Getting Kid Ready for Summer
Throw out the left-over liquor bottles from holiday parties. If they’re going to experiment, it will be with the stuff you’re least likely to look at or touch. Since teens say when they drink they do so at a friend’s home, it’s time for us to start talking to those parents and asking direct questions, such as, does my teen have access to alcohol in your home? Worst-case scenario is you’ll embarrass your teen. It won’t be the first time.

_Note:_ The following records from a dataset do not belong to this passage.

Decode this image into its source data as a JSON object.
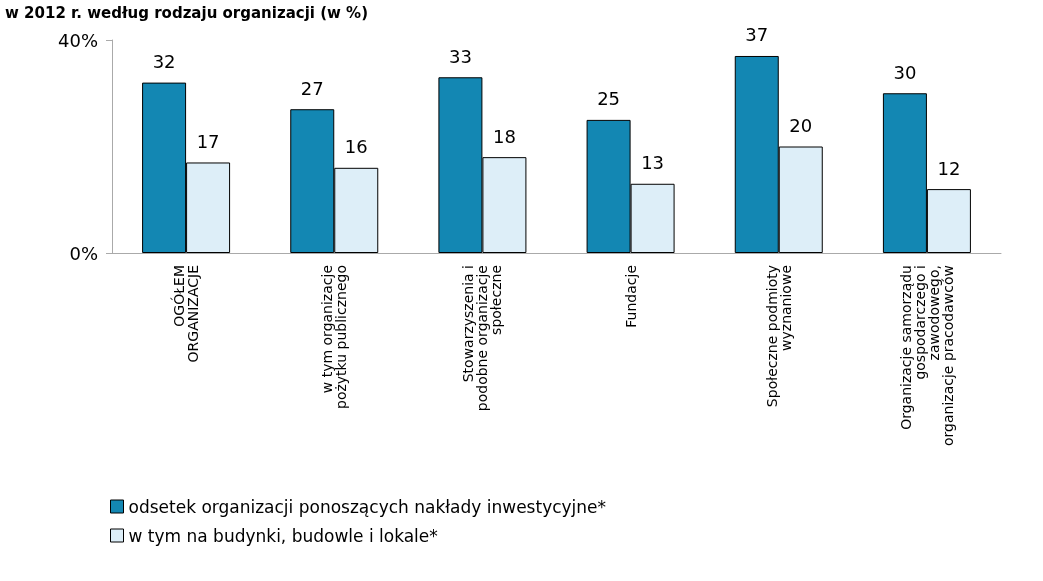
{
  "chart_data": {
    "type": "bar",
    "title": "w 2012 r. według rodzaju organizacji (w %)",
    "categories": [
      "OGÓŁEM\nORGANIZACJE",
      "w tym organizacje\npożytku publicznego",
      "Stowarzyszenia i\npodobne organizacje\nspołeczne",
      "Fundacje",
      "Społeczne podmioty\nwyznaniowe",
      "Organizacje samorządu\ngospodarczego i\nzawodowego,\norganizacje pracodawców"
    ],
    "series": [
      {
        "name": "odsetek organizacji ponoszących nakłady inwestycyjne*",
        "color": "#1387b3",
        "values": [
          32,
          27,
          33,
          25,
          37,
          30
        ]
      },
      {
        "name": "w tym na budynki, budowle i lokale*",
        "color": "#ddeef8",
        "values": [
          17,
          16,
          18,
          13,
          20,
          12
        ]
      }
    ],
    "ylim": [
      0,
      40
    ],
    "yticks": [
      {
        "value": 0,
        "label": "0%"
      },
      {
        "value": 40,
        "label": "40%"
      }
    ],
    "data_labels": true,
    "grid": false,
    "legend": "bottom left"
  }
}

Prepare for boredom. Before you know it, they’ll be calling you on the phone while you’re at work asking to go to place A, with friend B, whom you’ve actually never met, but is a friend of friend C, whom you know quite well. And, oh by the way, they’ll be home before you get home, and they’ll keep their cellphone on. I believe most teens are inherently honest and good, but I’ve noticed they can smell weakness. If they can get their otherwise logical parent who normally would insist on all facts and details with 24-hour notice to budge in this one moment, the door is open for compromise. Work with your teen to make plans in advance and stick with the 24-hour notice rule for activity outside of the home. If friend B is really that important to your teen, they’ll make plans within your guidelines.
A summer job can be a gateway to experimentation. Summer jobs can result in relationships between your teen and older, legal drinking-age individuals. Plan on talking to your teen about work relationships, new friends and your expectations of them while they are working for the summer.
Plan for fun and down time. Endless surveys of teenagers show that they are often more worried, more stressed and more over-extended than any other teen generation that has come before them. Take time out. Plan in advance for ways that you and your teenager can relax.